Significant political conflicts and sudden changes are rare in Finland.  However, since 1990, the national curriculum has become more flexible, decentralized, less detailed,  and teacher-centered.

Some argue that Finland’s advantage comes from its relatively homogeneous population.  While that may have some bearing on the Finnish education outcomes, others, with the same kind of demographics, including other Scandinavians, do not do nearly as well by way of international assessments.

Sports in Finnish schools are intramural. They are played for fun and exercise.  The athletically-gifted are neither glorified nor given special treatment-privileges due to their God-given talent.  Every child and youth is recognized as a valuable person and developed accordingly. State funding goes to providing a comprehensive school experience for all.

Finland’s success is not attributed to any revolutionary reforms, unlike the too often flavor-of-the-month, fits-and-starts here, but to a long-term vision of a comprehensive basic school system, now 40 years in the making.  Teachers focus on learning and teaching rather than near single-mindedly preparing students for the next test or exam.

Any overview of Finnish schools finds them all to be well-performing, high quality schools unlike the U.S. where schools in wealthy suburbs are in sharp contrast to those in U.S. inner cities and education investments vary from fair to shamefully poor.  In Finland, every student stays in the same school until he and she reaches 16 and then attends either an academic secondary school or a vocational school.  They don’t drop-out before graduating, leading to lives of joblessness, poverty and crime.
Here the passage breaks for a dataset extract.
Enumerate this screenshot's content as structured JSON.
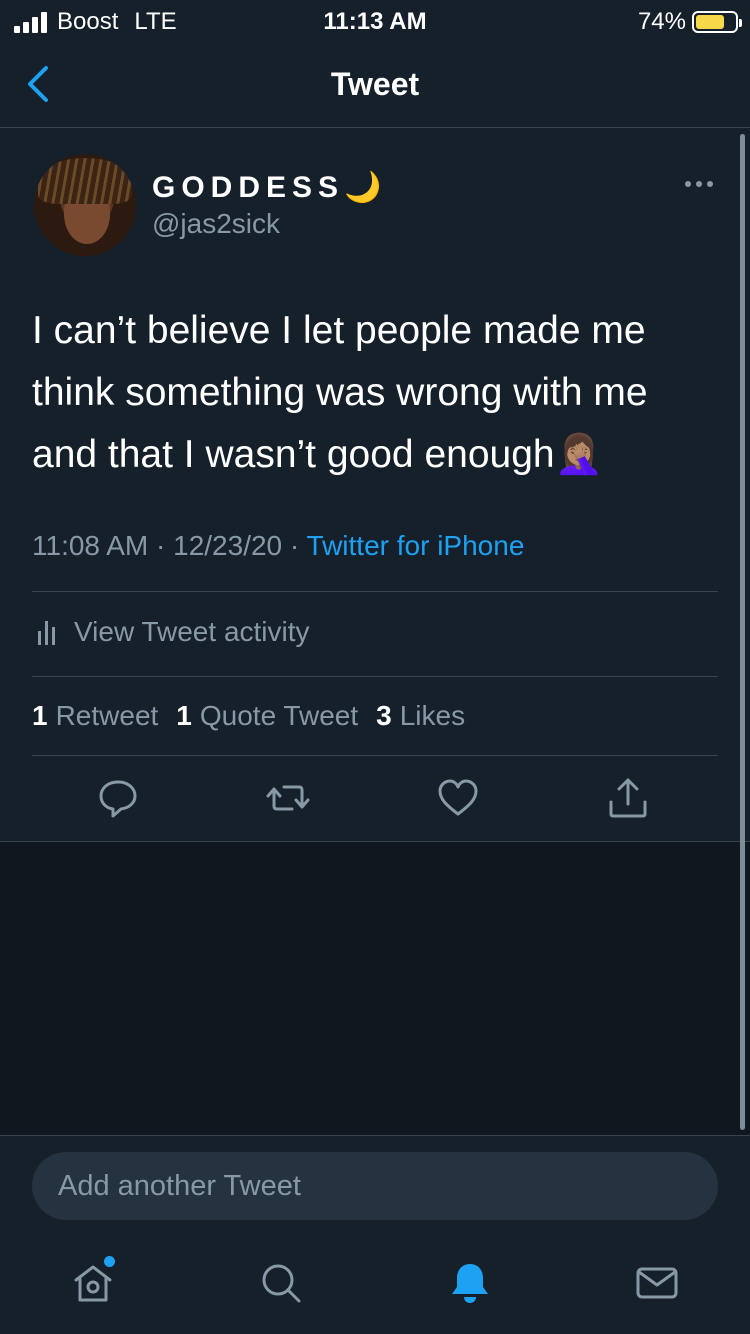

Finnish teachers are given the flexibility and respect to manage their own curricula under a national framework.  Overly-ambitious, inordinately autocratic school heads, like those in many American high schools and central offices, are not present in Finland to bully, overrule and drain the enthusiasm out of classroom teachers.  In the U.S., unfortunately, the case even today, with uneven and inadequate teacher and administrator preparation, along with “Those who can, do, those who can’t teach,” and its principal and superintendent corollaries, still applies much too often.
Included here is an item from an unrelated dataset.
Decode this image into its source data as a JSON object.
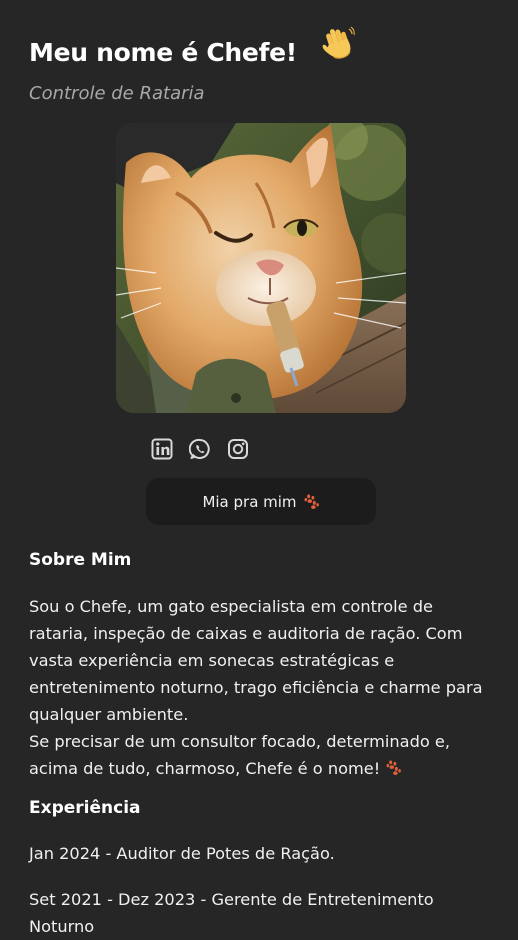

It has been said that, without intelligent action, exampled in our own case in Oregon, it’s argued, an old-boys, super-costly gathering of political types, long on ego and short on relevant experience, serious in calling themselves the Oregon Education Investment Board (one that’s not even been able to lead to fulfill the requested waivers from the No Child Left Behind Act), led by a governor providing even-wealthier-lives to Intel and Nike executives while bleeding PERS retirees to do it, is an exercise where we keep repeating the same failures over and over.  And expecting thereby, a different outcome.